PD Smith

Why living in the countryside is not green

01 December 2009 | cities, climate change | 2 comments

Wired JanuaryThe latest issue of Wired UK, "Rebooting Britain", has a piece by me on how cities can help us to save the planet.

It's based on research I'm doing for my next book which explores the past, present and future of cities. Here's a taster:

"For the first time in history, more than half the world's population live in cities: by 2030, three out of five people will be city dwellers. But the British are bucking this trend. The 2001 census revealed an "exodus from the cities". Since 1981, Greater London and the six former metropolitan counties of Greater Manchester, Merseyside, South Yorkshire, Tyne and Wear, West Midlands and West Yorkshire have lost some 2.25 million people in net migration exchanges with the rest of the UK; in recent years this trend has accelerated. This is not sustainable. British people need to be cured of the insidious fantasy of leaving the city and owning a house in the country: their romantic dream will become a nightmare for people elsewhere on the planet."

There's also a great piece by science fiction author Paul McAuley on the technological changes that could make cities carbon neutral:

"From the air, the ideal green city should resemble Mayan ruins poking out of a lush forest. Under the canopy, there'll be densely populated but diverse and vibrant streets humming with every kind of human life. Utopian? You bet."

Read my article here and Paul's here.

2 comments so far:

  1. Invictus_88 | 10 April 2010

    This evening I found your website's URL scribbled into the margin of a bundle of written notes for my dissertation, but I couldn't think why. Your blog isn't obviously relevant to Anarchism, Hakim Bey, or piracy...but then I scrolled down to this article, and the penny dropped!

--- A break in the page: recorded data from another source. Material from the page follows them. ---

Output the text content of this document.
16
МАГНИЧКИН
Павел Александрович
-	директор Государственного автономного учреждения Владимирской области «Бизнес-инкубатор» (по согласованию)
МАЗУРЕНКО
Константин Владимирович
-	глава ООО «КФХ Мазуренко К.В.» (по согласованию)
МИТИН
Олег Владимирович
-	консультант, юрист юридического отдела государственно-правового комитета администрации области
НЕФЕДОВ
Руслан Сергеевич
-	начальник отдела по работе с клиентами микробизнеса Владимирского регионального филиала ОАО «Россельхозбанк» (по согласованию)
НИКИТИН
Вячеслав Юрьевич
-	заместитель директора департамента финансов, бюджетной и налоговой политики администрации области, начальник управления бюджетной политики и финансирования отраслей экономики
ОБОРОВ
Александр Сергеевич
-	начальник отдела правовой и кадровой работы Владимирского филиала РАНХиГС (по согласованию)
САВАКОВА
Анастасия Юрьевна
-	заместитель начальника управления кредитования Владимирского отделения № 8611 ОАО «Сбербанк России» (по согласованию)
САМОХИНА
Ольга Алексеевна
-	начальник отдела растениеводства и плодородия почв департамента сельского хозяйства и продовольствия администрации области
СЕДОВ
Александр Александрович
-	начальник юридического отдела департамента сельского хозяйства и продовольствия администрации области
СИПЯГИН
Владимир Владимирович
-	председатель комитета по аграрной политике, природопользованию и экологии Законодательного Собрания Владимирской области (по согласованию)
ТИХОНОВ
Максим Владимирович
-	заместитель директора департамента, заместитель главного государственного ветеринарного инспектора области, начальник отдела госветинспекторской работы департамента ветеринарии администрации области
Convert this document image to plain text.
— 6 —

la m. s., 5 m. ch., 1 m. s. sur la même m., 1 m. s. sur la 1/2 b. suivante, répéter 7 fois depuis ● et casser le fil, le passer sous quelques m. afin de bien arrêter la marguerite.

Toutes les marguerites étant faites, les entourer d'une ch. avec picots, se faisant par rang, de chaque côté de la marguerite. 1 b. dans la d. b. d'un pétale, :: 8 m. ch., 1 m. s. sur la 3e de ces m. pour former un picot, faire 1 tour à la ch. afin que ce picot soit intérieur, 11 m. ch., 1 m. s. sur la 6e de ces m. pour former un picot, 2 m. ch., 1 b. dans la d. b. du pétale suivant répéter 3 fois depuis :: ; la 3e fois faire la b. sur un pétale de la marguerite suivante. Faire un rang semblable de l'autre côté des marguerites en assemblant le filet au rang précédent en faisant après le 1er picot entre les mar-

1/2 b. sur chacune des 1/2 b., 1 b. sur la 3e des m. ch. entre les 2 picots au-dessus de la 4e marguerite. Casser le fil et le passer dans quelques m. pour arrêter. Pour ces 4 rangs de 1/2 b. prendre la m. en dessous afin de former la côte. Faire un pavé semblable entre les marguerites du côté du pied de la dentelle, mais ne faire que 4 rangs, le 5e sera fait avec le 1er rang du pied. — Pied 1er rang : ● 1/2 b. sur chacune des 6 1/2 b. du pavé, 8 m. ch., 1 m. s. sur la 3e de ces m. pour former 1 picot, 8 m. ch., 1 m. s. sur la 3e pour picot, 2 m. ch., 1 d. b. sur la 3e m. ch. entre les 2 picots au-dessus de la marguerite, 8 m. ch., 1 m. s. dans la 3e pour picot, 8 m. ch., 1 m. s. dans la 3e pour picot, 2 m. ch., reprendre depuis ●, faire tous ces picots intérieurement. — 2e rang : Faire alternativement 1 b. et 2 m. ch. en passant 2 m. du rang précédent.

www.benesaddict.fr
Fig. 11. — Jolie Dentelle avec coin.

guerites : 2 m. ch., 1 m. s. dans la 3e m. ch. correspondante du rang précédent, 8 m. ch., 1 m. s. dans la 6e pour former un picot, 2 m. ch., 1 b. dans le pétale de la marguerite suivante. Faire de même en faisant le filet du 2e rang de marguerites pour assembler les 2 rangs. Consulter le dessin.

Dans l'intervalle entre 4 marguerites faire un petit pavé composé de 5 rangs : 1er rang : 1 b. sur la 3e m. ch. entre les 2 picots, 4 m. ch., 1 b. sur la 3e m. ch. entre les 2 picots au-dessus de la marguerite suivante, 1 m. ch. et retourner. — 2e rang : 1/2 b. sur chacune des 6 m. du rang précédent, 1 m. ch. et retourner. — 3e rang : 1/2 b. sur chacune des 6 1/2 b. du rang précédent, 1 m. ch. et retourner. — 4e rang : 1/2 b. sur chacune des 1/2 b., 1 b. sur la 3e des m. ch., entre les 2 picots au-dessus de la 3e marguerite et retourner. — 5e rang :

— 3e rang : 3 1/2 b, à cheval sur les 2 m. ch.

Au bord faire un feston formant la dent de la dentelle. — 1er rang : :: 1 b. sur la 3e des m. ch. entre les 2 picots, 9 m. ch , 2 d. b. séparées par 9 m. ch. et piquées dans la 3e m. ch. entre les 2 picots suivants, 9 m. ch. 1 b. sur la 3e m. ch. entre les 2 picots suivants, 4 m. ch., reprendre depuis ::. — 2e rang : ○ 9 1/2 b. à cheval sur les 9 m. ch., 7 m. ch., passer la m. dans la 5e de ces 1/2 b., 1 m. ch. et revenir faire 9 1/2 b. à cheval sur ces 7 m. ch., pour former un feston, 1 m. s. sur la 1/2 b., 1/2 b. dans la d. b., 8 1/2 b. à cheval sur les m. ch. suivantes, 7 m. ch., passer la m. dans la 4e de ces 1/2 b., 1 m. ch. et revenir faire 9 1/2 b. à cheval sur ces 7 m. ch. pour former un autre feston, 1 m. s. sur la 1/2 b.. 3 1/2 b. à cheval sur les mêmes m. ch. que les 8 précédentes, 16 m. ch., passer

    Excellent article in Wired. I hated it, actually, but it's the sort of challenging stuff people need in order to get their brains firing on all cylinders.

    A few criticisms;

    i.
    Taxing people out of their desires simply means people end up paying more for those desires and develop a(n even) greater resentment toward the government. All 'luxury' taxes prove this.

    ii.
    Big houses _anywhere_ are less efficient. The imbalance of emissions between urban and rural populations is an argument in favour of more affordable housing in the countryside, not in favour of the attempt to to tax people off their farmhouses and into apartment blocks.

    iii.
    The top-down thinking of the article suggests a weird dystopian future in which the State can demand that people live where they would rather not, and may only live in those places they want to live if their "jobs require them" to. Madness!

    Taken - however - alongside McAuley's article, it seems more palatable. However the emphasis is clear; if top-down policy is to do any good, it will only be in making sustainable, enjoyable, urban living an attractive, comfortable and exciting prospect.

    _Not_ by yet another tax passed by the sanctimonious hypocrites in Parliament.

  2. PD Smith | 10 April 2010

    Thanks for that. I agree we should do everything possible to invest in cities in order to make them attractive so that people want to live there. No one likes taxes. But they can be a useful tool, as in discouraging people from smoking.

    I agree too that big (detached) houses are generally less efficient whether they are in the city or countryside. However, you forgot to mention the issue of transport. People in the countryside - in big and small houses - drive everywhere. In the city people can walk to the shops or use public transport.

    Also, it is much more efficient to supply people with services in densely populated areas.